Yetmezmiş gibi bir de yaşlıların sanki korona sebebiymişçesine olumsuz algılara teslim edilmesi ve sosyal medyada fenomen olma hastalığına tutulmuş dengesizlerce hedef yapılması birçok duyarlı insanın üzülmesine sebep oldu. Yaşlıların önünü kesip onlarla alay ettikleri videoyu sosyal medya hesaplarında yayınlayan vahşi mahluklar hepimizin içini acıttı. O halde artık herkes hem yaşlıların hem de maddi durumu kötü olanların sıkıntılı vaziyetlere düşmesinin toplumu büyük travmalara sokacağını iyi bilmelidir.

Ben tüm yaşlılarımıza gereken desteğin, yardımın ve saygının resmi kurum ve kişilerce yapılması noktasına dikkat çekiyor, yaşlıların hangi maddi ve manevi değerlerin yaşayan sembolü olduklarını hatırlatmayı görev biliyorum.
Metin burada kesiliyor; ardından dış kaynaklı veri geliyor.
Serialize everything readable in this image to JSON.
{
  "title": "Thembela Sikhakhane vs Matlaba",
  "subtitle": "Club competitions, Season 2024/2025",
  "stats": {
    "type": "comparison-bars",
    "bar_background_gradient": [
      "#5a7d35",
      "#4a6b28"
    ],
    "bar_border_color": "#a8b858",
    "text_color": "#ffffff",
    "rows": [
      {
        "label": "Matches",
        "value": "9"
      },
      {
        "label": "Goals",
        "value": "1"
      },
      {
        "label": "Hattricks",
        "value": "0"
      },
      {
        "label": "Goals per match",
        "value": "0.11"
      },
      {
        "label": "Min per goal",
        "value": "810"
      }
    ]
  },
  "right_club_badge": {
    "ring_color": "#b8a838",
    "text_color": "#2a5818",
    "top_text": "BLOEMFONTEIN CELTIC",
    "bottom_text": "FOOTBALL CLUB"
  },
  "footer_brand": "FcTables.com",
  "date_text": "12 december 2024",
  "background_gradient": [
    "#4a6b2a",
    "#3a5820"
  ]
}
Türk kültüründe “Anaya Ataya saygı” konusu adeta milli bünyemizin iman şartı veya amentüsü gibidir. Büyüklere/Ataya saygısızlık tüm topluma hakaret ve büyük bir terbiyesizlik şeklinde kabul edilmiştir. Öyle ki, okullarımızda kaldırılan andımızda bile “Küçüklerimizi korumak, büyüklerimizi saymak” deklarasyonuyla yaşlıların değerinin vurgulandığını hepimiz biliyorduk.

Din kaynaklarının da bu meseleye nasıl baktığını incelediğimizde, Allah’ın masumluğun yanında durduğunu ve masumluğun en belirgin temsilcilerinin ise yaşlılar olduğunu görürüz.

Yaşlılara saygısızlık dine saygısızlıktır

Sizlere İslamın kutsal metinlerinde geçen yaşlılarla ilgili bazı ifadeleri sunacağım.

Örneğin, Allah Kur’an’da büyüklerimize “Of bile demememiz”  gerektiğini hatırlatır.

Örneğin, Hz. Muhammed yaşlıları peygamberlere benzetmiş (Camius sağir cilt/4, s. 185, hadis numarası 4969), ayrıca  “Bir genç yaşlı birine hürmet ederse, yaşlandığında Allah da ona hürmet gösterecek insanları yaratır” (Tirmizi  75) diyerek onlara saygının aslında kişinin kendine saygısının göstergesi olduğunu bildirmiştir.

Örneğin,  “Büyüklerimizin hakkını tanımayan bizden değildir.” (Riyazüs Salihin Tercümesi, Cilt:1, s. 387) diyen Hz. Muhammed, yaşlılara saygısızlığın kişiyi din sınırlarının dışına atacağına dikkat çekmiştir. Öyle ki din duygusunu anlama hususunda dahi yaşlılara uymamız gerektiğini belirtmiştir.

Yine örneğin o peygamber “Beli bükülmüş ihtiyarlar, süt emen bebekler ve otlayan hayvanlar olmasaydı, başınıza büyük felaketler sel gibi gelirdi” sözüyle yaşamın temellerinin masumluk olduğunu ilan etmiştir.

Örnekler uzar gider. Yaşlılara saygı konusunda daha birçok dini kaynağı vermem mümkündür ama meselenin özü bizi ilgilendirmektedir. O öz bilgi de şudur, yaşça bizden büyükler toplumun aynasıdır, onlara karşı sergilediğimiz tavır kendimize yönelik saygımızın göstergesidir. Kendine saygısı olmayan kişilerin ise ne insanlığa ne de kutsallara dair sevgi ve saygısı olduğundan söz edilemez.